Another important guide can be the article:

• Prescription for the design and selection of density functional approximations: More constraint satisfaction with fewer fits. John P. Perdew et a. J. Chem. Phys. 123, 062201 (2005); DOI: 10.1063/1.1904565)

Here the authors addressed some issues like:

• Is density functional theory ab initio?
• Why the uniform density limit is sacrosanct.
• Is exact exchange needed?

A good question they ask is: "Is there any secure place for empiricism in Kohn–Sham density functional theory?". Later on, they answer: "...we hope that empiricism can be completely avoided by modeling the adiabatic connection, somewhat as in Ref. 76. (Note, however, that limited empiricism can provide a useful tack-on long-range van der Waals correction...)"

Answer 2

That's an okay toy project, but you shouldn't expect too much from it. Dozens (or hundreds!) of functionals have been fit to experimental data over several decades with varying success. You didn't specify what property you would be looking at; however, one of the key problems in the fitting effort is that depending on the property, the experiments may be quite far from the calculation.

Single-point energies are the easiest target, since they are comeasurable between wave function theory and density functional theory. But, this problem has already been solved, starting out with Truhlar's functionals and finishing with the tour de force by Mardirossian and Head-Gordon, in which billions of functional forms were fit to a huge dataset of high-level (i.e. coupled-cluster) data, and the most predictive functional forms were chosen; even their most sophisticated functionals contain few parameters. (They also do a good job of testing the functionals with molecules that don't appear in their training set.) You should definitely have a look at their work on the wB97X-V Phys. Chem. Chem. Phys. 16, 9904 (2014), B97M-V J. Chem. Phys. 142, 074111 (2015), and wB97M-V J. Chem. Phys. 144, 214110 (2016) functionals, as well as the double hybrid wB97M(2) functional J. Chem. Phys. 148, 241736 (2018).

Anyway, the fitting procedure itself is quite simple. What you do is set up a functional form and make an initial guess for the parameters. You converge the wave functions with this functional, and calculate the energy and its derivatives with respect to the parameters in your functional for all of your molecules (this will probably require some heavy modifications to the quantum chemistry code). Next, you update the parameters by requiring that e.g. the root-mean-squared error is minimized for your molecular test set; if your parameters are linear then you get a matrix equation, if you have non-linear parameters you may end up having to do direct optimization with line searches and so on. Then, you recompute the wave functions, the energy and its derivatives for all your molecules, and re-fit. Once the parameters have converged, you're done.

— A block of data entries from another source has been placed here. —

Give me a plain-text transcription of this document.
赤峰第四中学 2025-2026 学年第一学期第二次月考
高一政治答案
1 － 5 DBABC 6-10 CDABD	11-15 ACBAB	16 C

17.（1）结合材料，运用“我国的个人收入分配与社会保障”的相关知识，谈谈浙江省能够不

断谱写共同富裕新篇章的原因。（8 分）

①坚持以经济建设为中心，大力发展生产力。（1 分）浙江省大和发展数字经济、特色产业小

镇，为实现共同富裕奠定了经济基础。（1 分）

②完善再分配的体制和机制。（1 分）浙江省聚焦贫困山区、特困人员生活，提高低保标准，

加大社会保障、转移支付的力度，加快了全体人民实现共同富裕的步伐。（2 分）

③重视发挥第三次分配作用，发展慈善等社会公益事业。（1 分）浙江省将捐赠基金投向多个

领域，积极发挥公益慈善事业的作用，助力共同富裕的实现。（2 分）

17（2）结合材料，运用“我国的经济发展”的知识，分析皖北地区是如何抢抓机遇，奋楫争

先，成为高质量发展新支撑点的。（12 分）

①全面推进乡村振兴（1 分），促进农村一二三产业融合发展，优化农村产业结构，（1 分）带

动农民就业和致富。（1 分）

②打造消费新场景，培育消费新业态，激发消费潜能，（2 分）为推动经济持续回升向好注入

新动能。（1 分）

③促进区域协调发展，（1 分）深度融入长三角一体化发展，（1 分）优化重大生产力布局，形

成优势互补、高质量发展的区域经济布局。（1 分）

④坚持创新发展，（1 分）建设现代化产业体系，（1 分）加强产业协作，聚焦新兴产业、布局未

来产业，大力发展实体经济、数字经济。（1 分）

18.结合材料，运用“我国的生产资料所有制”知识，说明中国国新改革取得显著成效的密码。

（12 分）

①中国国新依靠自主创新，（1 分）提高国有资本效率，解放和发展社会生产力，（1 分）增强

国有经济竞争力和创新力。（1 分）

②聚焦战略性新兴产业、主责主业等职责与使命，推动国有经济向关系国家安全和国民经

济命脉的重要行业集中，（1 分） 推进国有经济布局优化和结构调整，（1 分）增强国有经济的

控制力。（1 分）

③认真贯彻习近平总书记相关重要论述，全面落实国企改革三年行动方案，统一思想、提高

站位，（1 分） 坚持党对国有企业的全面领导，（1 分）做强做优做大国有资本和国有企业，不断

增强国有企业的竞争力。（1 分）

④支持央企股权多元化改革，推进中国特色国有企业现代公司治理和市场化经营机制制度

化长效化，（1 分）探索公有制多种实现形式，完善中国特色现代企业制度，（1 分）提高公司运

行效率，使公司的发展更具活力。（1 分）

The real problem is ensuring that what you're doing actually makes sense. You have to have a large training set of molecules, ensure that the functional is numerically stable i.e. doesn't exhibit pathological grid dependence (e.g. SCAN is terrible in this respect even though it's "from first principles"), and make sure that the accuracy is transferable. These are all things that have been screwed up in one way or another in many recent functionals, except the aforementioned ones.